I got an interesting question yesterday that I was unable to answer. Hopefully, you're still reading; I'll go on. The IIABNY member who called me has a client who fell and suffered an injury while on her lunch break. She works in one space in a large complex. On the day of the accident, she "punched out" for lunch and was walking elsewhere in the complex when she tripped on an uneven walking surface. When she presented the claim for her injuries, the building owner denied payment. Because she was injured during the work day, the owner argued that her employer's Workers' Compensation coverage should apply. This raised the question of whether an employee is covered by Workers' Comp while on her lunch break.
The answer, as with so much in life, is, "It depends." Specifically, it depends on the circumstances surrounding the injury and the what was customary for the job. A good illustration is a case decided by the New York Supreme Court's Appellate Division, Third Department last May. An electrician reported to work at 7:55 A.M., discussed the week's work plans with his partner, loaded his truck with materials and supplies, and headed for a job site. On the way, he stopped at a drive-through restaurant for coffee and a muffin. When he reached into his back pocket for his wallet, he felt a pop in his back; he eventually underwent surgery to repair herniated disks. Unable to work for nine months, he submitted a claim for Workers' Comp benefits. The insurer disputed the claim and the case went to a Workers' Compensation Law judge, who sided with the claimant. The insurer appealed and the Workers' Compensation Board reversed the judge's decision, finding that the stop for coffee deviated from the claimant's employment and the injury therefore did not arise out of that employment. The claimant then appealed to the Third Department.

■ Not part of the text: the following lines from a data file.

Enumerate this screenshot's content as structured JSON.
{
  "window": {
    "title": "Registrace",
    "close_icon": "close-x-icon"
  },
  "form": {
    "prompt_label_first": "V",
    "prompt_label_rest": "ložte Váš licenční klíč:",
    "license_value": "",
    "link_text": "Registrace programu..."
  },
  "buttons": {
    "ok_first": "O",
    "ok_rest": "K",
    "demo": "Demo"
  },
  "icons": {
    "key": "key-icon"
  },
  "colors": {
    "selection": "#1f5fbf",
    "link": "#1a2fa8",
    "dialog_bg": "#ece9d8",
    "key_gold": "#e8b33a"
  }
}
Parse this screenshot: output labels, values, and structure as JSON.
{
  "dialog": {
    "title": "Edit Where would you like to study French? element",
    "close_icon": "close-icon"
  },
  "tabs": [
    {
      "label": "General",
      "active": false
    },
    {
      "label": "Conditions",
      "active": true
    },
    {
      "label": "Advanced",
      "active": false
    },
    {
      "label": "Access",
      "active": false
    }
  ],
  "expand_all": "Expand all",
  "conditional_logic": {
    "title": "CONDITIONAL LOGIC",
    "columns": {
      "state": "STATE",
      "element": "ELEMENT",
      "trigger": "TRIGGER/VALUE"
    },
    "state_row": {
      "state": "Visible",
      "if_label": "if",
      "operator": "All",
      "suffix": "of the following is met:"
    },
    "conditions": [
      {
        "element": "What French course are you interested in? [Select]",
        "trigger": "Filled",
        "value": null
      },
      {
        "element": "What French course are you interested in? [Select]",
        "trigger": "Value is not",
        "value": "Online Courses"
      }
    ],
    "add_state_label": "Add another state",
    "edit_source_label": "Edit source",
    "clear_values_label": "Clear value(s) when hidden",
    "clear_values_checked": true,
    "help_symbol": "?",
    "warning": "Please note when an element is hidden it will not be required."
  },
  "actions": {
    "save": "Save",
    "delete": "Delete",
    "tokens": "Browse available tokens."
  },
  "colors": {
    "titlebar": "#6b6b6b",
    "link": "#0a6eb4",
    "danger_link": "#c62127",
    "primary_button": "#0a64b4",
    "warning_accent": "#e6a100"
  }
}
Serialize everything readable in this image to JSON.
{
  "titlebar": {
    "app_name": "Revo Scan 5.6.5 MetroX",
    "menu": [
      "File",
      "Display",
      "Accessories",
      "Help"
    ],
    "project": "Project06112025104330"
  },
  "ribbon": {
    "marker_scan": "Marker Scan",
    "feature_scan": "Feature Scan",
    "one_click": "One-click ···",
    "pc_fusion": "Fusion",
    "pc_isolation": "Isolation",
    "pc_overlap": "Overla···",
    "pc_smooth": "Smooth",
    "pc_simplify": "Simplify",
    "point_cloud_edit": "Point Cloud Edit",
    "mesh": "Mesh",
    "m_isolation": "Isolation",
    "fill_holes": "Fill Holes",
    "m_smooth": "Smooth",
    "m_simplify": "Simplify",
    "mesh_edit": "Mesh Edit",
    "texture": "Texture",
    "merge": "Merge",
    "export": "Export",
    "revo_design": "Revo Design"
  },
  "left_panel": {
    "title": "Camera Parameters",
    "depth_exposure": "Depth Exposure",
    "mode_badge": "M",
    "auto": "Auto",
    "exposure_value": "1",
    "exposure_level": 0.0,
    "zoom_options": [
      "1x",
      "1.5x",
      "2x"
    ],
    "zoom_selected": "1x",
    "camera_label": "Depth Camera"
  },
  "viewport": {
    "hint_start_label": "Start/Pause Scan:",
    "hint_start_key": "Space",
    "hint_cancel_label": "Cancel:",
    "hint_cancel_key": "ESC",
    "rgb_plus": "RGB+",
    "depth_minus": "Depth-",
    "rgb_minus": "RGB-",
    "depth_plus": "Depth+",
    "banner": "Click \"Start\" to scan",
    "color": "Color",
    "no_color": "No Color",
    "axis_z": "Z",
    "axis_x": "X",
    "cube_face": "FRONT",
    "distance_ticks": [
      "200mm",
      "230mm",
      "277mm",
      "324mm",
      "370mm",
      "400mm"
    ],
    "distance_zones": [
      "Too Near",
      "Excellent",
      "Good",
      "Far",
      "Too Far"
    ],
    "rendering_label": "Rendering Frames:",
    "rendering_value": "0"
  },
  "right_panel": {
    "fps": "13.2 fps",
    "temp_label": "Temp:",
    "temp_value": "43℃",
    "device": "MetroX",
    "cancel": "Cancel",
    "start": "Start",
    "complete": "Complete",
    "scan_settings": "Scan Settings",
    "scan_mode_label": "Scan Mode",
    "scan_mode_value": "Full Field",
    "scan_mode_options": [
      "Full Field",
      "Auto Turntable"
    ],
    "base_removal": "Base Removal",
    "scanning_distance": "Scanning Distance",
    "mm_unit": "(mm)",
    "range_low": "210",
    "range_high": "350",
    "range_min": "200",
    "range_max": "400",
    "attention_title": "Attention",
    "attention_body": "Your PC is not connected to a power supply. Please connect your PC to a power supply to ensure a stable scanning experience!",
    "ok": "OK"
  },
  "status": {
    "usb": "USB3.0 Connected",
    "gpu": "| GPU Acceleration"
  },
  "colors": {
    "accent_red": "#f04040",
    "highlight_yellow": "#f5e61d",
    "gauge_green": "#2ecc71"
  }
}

The court cited a 1999 decision that stated, "Activities which are purely personal pursuits are not within the scope of employment and are not compensable under the Workers' Compensation Law, with the test being whether the activities are both reasonable and sufficiently work related under the circumstances." (emphasis added) It also cited earlier decisions to the effect that momentary deviations from the work routine for a customary and accepted purpose, such as coffee breaks, do not render a claimant ineligible for benefits. Noting that the claimant's undisputed testimony that his stop at the drive-through for coffee was a brief one on his direct route to the job site, and that he routinely did this because his office lacked a coffee maker, the court held that the stop was a "momentary and customary break which did not interrupt his employment and which can only be classified as reasonable and work-related under the circumstances..." It reinstated the claimant's benefits.
What does that mean for the IIABNY member's client? Without more details about the accident, it's impossible to say. Did the accident happen in area where she walks every day? Did she have to walk through that area in order to go to lunch? Was this area near her office, or was she in a location on the opposite side of the complex? Ultimately, the Workers' Compensation Board may have to weigh the facts and make a determination. There is no cut-and-dried answer. And that's the lesson for employers, employees and insurance agents alike: Don't assume that an injury is not compensable just because it appears that it wasn't work-related. Report the incident to the Workers' Compensation insurer and let the investigation proceed.